Unlike western countries with a relatively “low context” culture, China is of a typical “high context” culture. While low context cultures tend to be explicit, individualistic and goal-oriented, high context cultures are more implicit, group-oriented and relationship-building. They also use face-saving techniques to avoid embarrassing overt capitulations. Therefore, foreign party should pay special attention to the non-verbal communications given by the Chinese party when their attitudes appear to be ambiguous, which may indicate that they have other concerns that cannot be discussed on the table (e.g., political concerns, internal conflicts, etc.). Under this circumstance, foreign party should refrain from pushing Chinese party to give a clear answer on certain questions in the meeting; instead, they should rather hold the questions to a private discussion.

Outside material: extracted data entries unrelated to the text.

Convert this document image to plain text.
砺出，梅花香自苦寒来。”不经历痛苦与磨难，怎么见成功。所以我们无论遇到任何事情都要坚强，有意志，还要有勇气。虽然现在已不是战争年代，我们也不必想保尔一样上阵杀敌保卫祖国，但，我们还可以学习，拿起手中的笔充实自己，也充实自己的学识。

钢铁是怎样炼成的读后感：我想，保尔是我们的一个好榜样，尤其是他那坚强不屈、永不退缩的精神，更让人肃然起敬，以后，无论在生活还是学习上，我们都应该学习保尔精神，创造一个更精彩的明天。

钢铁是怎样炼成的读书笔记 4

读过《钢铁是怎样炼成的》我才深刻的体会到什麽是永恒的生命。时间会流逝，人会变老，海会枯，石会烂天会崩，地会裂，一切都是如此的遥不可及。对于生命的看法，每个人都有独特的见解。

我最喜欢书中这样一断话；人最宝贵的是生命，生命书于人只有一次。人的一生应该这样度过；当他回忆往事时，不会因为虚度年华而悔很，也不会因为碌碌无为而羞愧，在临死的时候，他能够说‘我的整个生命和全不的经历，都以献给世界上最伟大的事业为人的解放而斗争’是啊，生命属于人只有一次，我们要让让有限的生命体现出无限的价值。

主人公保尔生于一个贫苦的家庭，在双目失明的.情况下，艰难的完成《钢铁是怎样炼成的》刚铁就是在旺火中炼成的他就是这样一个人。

High context culture also prefers a structure agreement with general principles and some key business terms rather than a bunch of specified provisions. Chinese people’s mindset is to concentrate on key business terms such as price and payment, and not to spend much time on minor issues (it is reasonable to some extent). They are usually reluctant to review a contract of more than 15 pages; while a standard western style Share Purchase Agreement may have many more pages. Therefore, it is important for both parties to make some concessions on the contract formality issues. Practical experience shows that a contract of 20-30 pages may be more acceptable to both parties.
In addition, as Chinese people prefer building a long-lasting relationship before doing transactions, foreign party should be patient with the process of the deal. In western business mindset, time and efficiency is vital in transactions; but in Chinese business mindset, time is a testing water of faith and trust, and “patience” is valued as a good characteristic. As such, foreign parties sometimes do not need to insist on a rigid deadline, or to express too much concerns about the timing pressure, which may become leverage to Chinese party.